My Life As An Independent Film Producer
by Sidney Pink
Where was Victor Mature? It took ten days to discover his whereabouts, and then only through some super detective work on the part of the William Morris office in London. The folks there had heard rumors about a movie star hidden in a flat in Soho, and following that wisp of a lead, they discovered a besotted Victor Mature in an alcoholic stupor. They promptly cleaned him up and sent him with an escort to Madrid, where I would meet him on Sunday at the Hilton.
I managed to cover his absence by using Jim Philbrook, who was roughly the same size as Mature, in long shots of the exteriors, and anywhere I could shoot without showing his face. Having learned the cutting-room techniques, I constructed each shot so that I could fill it in later with close and medium shots of Mature himself. When we finished our shooting that Saturday, I got into my 1956 Cadillac (we foreigners were allowed to own American cars without paying the impossibly high Spanish taxes), and I barreled back to Madrid. I think I broke all speed records in my anxiety to meet that son of a bitch face to face. I arranged to meet Tony for breakfast in Mature's suite on Sunday. I sure as hell wanted to know what was going on.
That morning, I went to the Hilton and knocked on the door of Victor's suite, where I was greeting by Tony Recoder. He looked grim and angry, and I soon found out why. When I walked into that suite, I saw a naked man sprawled across the sofa. There was no way of waking him, and Tony and I debated what we should do.
Then a duplicate hulk walked into the room and introduced himself. He was Mature's stand-in. Except for the face, he could have been Victor Mature himself. He was a decent guy who was trying to make a living and a career for himself. Since his own acting abilities were very limited, he had attached himself to this drunk and made a career of playing nurse's aid, bodyguard, and general all-around Victor Mature substitute. He hauled the unconscious Mature into the shower, and about thirty minutes later, we met a semi-sober Victor Mature. He was badly hung over, but he looked a lot better in a robe. We ordered breakfast, and while we ate, he drank coffee and talked.
There was no apology, no regret, no reaction one would expect from such a horrible abuse of confidence. To Victor Mature, nothing had happened, and he carried on as if we were negotiating a deal. Without evincing any interest in how the picture was going, he proceeded to demand that all of his $25,000 be paid to him then and there, or he would never show up on location. Tony and I looked at each other stunned. It was hard to believe what we heard. When I blew up and proceeded to tell Mature what I thought of him, he acted as if he were deaf.
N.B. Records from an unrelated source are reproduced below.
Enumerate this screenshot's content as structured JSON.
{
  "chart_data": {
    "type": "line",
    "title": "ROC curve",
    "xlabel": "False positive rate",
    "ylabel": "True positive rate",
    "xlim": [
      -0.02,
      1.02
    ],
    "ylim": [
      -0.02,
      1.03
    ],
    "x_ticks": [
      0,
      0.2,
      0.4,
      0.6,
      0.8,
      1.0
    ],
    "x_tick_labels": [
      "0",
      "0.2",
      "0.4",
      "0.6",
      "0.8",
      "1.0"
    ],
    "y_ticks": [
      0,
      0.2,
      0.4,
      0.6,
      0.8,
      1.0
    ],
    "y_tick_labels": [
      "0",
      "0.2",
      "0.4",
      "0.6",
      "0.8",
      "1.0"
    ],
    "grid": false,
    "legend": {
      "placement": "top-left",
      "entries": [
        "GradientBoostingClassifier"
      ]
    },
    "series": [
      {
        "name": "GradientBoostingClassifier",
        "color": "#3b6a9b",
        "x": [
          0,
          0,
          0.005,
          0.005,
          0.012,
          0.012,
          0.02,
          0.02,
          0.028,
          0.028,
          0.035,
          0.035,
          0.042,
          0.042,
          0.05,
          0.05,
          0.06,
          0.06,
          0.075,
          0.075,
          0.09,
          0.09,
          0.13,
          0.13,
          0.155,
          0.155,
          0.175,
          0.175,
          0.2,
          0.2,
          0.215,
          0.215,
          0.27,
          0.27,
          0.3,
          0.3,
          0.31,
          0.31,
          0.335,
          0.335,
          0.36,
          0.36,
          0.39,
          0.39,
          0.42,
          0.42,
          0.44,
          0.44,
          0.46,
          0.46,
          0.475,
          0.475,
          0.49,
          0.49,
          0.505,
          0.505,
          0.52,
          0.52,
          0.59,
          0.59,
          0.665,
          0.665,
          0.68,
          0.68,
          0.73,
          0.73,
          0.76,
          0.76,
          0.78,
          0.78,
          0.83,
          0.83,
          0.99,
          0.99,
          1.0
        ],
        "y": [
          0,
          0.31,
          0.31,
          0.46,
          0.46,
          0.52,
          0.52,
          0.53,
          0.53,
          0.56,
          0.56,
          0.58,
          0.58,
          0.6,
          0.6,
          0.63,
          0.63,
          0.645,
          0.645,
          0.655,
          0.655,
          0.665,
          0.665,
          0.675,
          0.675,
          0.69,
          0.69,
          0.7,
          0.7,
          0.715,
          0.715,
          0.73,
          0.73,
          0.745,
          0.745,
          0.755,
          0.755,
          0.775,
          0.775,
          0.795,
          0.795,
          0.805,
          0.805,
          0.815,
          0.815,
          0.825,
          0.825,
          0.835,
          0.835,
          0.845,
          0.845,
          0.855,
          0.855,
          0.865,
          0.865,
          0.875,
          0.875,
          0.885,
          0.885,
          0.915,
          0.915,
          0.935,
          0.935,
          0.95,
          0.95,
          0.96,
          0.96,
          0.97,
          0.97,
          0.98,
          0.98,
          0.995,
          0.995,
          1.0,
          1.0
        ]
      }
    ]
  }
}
I don't believe a single word I said registered.
Then Tony took over. He told Victor the money was in his hands, and the Morris office guaranteed not only Mature's payment, but also his presence on the picture. If Mature did not show up for work, Tony would personally see that his passport was lifted and turn him over to the Spanish authorities who would cancel his visa, and Mature would remain in Spain until his trial. Tony then asked me to leave, guaranteeing me Victor Mature would be in a studio car on his way to Almeria the next morning and I could schedule him for shooting on Tuesday. I had to get back for Monday's work, and so I left on the long trek back to location.
Victor Mature did indeed leave in a studio car the next day and he arrived in Granada for lunch, but then he promptly disappeared again. There I was, on my last legs as a film producer-director with a picture more than half completed without a leading man or a shot of a leading man. We advertised the picture as starring Victor Mature but we had no Victor Mature. Our Italian distributor insisted on a star name that would sell tickets to Western fans, and we had to oblige him. I knew what it meant to be in hot water.